Mise à jour le 1er octobre 2013 : Le 1er octobre, l’Anses (Agence nationale de sécurité sanitaire de l’alimentation, de l’environnement et du travail) a rendu son avis. Elle insiste sur les dangers que la consommation de caféine fait courir aux enfants et aux adolescents. Des apports en caféine trop élevés pouvant entraîner des troubles du sommeil chez ce public sensible et les prédisposer à développer ultérieurement des conduites addictives à d’autres substances psycho-actives. Les femmes enceintes, celles qui allaitent, ou alors les personnes présentant des pathologies cardio-vasculaires, psychiatriques et neurologiques ou encore une insuffisance rénale ou des maladies hépatiques sévères, doivent aussi éviter d’en consommer. A éviter aussi, et ce pour tous, l’absorption de ces boissons lors d’un exercice physique ou associées à de l’alcool. Enfin, l’Anses recommande également d’encadrer la promotion de ces boissons, dont les publicités sont très présentes lors de soirées ou de grands événements sportifs. |
Un Napoléon, la main sous le plastron, qui dégomme une canette et peut quitter l’île d’Elbe par les airs ; un accusé assoiffé, sauvé par la boisson. « Red Bull vous donne des ailes », disent-ils. Vraiment ? Peu de chance qu’une boisson énergisante – puisque c’est d’elle qu’il s’agit – vous aide à voler. Mais de l’excitation, du tonus, de la nervosité, pour sûr, vous en aurez. Dans une canette de Red Bull, Burn ou Monster Energy, vous trouverez généralement de la caféine, de la taurine, du D-glucuronolactone, du guarana parfois, du sucre toujours. Pour quels dangers ?
Suite au signalement de deux décès par crise cardiaque (13 cas de pathologies « probablement » ou « possiblement » liées à ces boissons ont été officiellement reconnues), l’Agence de sécurité sanitaire de l’alimentation, de l’environnement et du travail (Anses) a lancé, en juin dernier, un appel aux professionnels de santé. Ceux-là sont appelés à transmettre tous les effets néfastes qu’ils auraient observés chez leurs patients après la consommation de ces produits. En attendant, elle ne souhaite pas s’exprimer sur la question.

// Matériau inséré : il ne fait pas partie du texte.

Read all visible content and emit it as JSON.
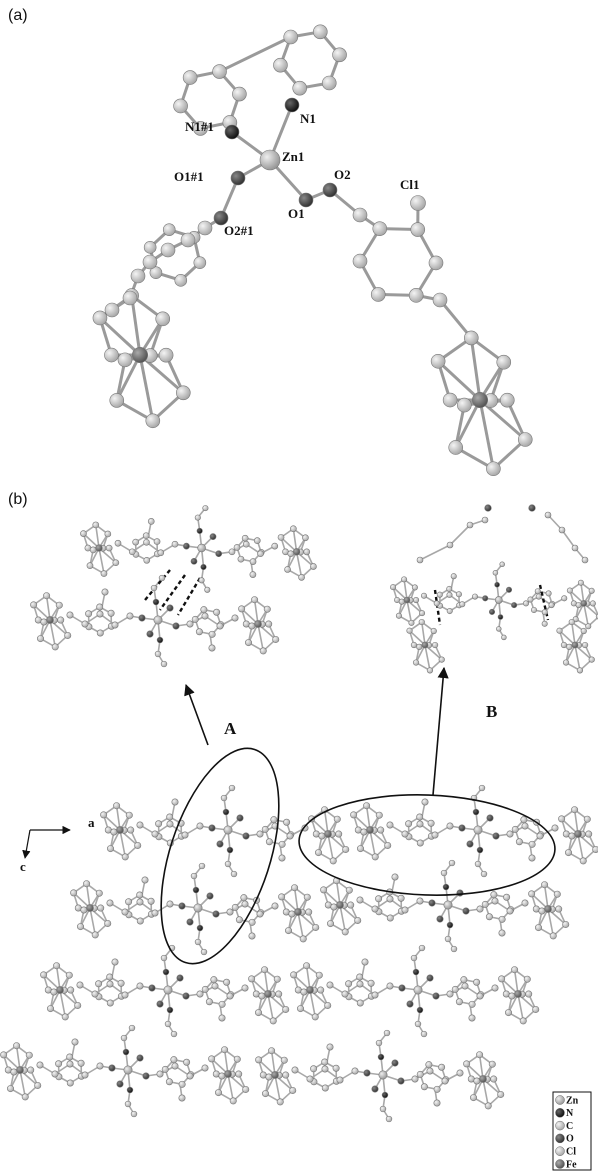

Tentons d’y voir plus clair. Et reprenons la composition de notre canette. La taurine ? Un acide aminé présent dans les produits d’origine animale (viandes, poissons, fruits de mer, produits laitiers…). Le glucuronolactone ? Un composant produit par le foie lors de la dégradation des sucres. Le guarana ? Une plante à la forte teneur en caféine. « Ces produits ne sont pas forcément dangereux pris isolément, explique Frédéric Maton, président de la Société française de nutrition du sport (SFNS.) C’est l’association de ces substances aux propriétés excitantes qui peut l’être en modifiant le comportement du consommateur. »
Mais il n’y a pas que de la caféine dans une canette. Et les teneurs des autres molécules ne sont pas anodines. La taurine est par exemple présente à hauteur d’un gramme, soit l’équivalent de cinq jours de consommation via les aliments quotidiennement ingérés, souligne un avis de l’Anses publié en novembre 2006 (voir le PDF. « Est-ce qu’elle a des effets nocifs pour la santé ? Nous ne sommes pas sûrs à 100%. Ce qui est sûr, c’est que l’argument annoncé par les fabricants comme quoi elle aurait des propriétés anti-oxydantes n’est pas vrai à de telles doses », explique Frédéric Maton. Selon un avis de son institut publié en janvier, se shooter à forte dose à la taurine ne sert tout bonnement à rien : « Les apports alimentaires en taurine dans le cadre d’une alimentation diversifiée équilibrée, associés à sa fabrication endogène, suffisent à couvrir les besoins, même semble-t-il lors d’une pratique physique intense. » Idem pour le glucoronolactone consommé, dans une canette, à des quantités 500 fois plus importantes que l’apport naturel journalier : « Les doses importantes rencontrées dans certaines boissons énergisantes ne semblent présenter aucun intérêt ni justification nutritionnel. »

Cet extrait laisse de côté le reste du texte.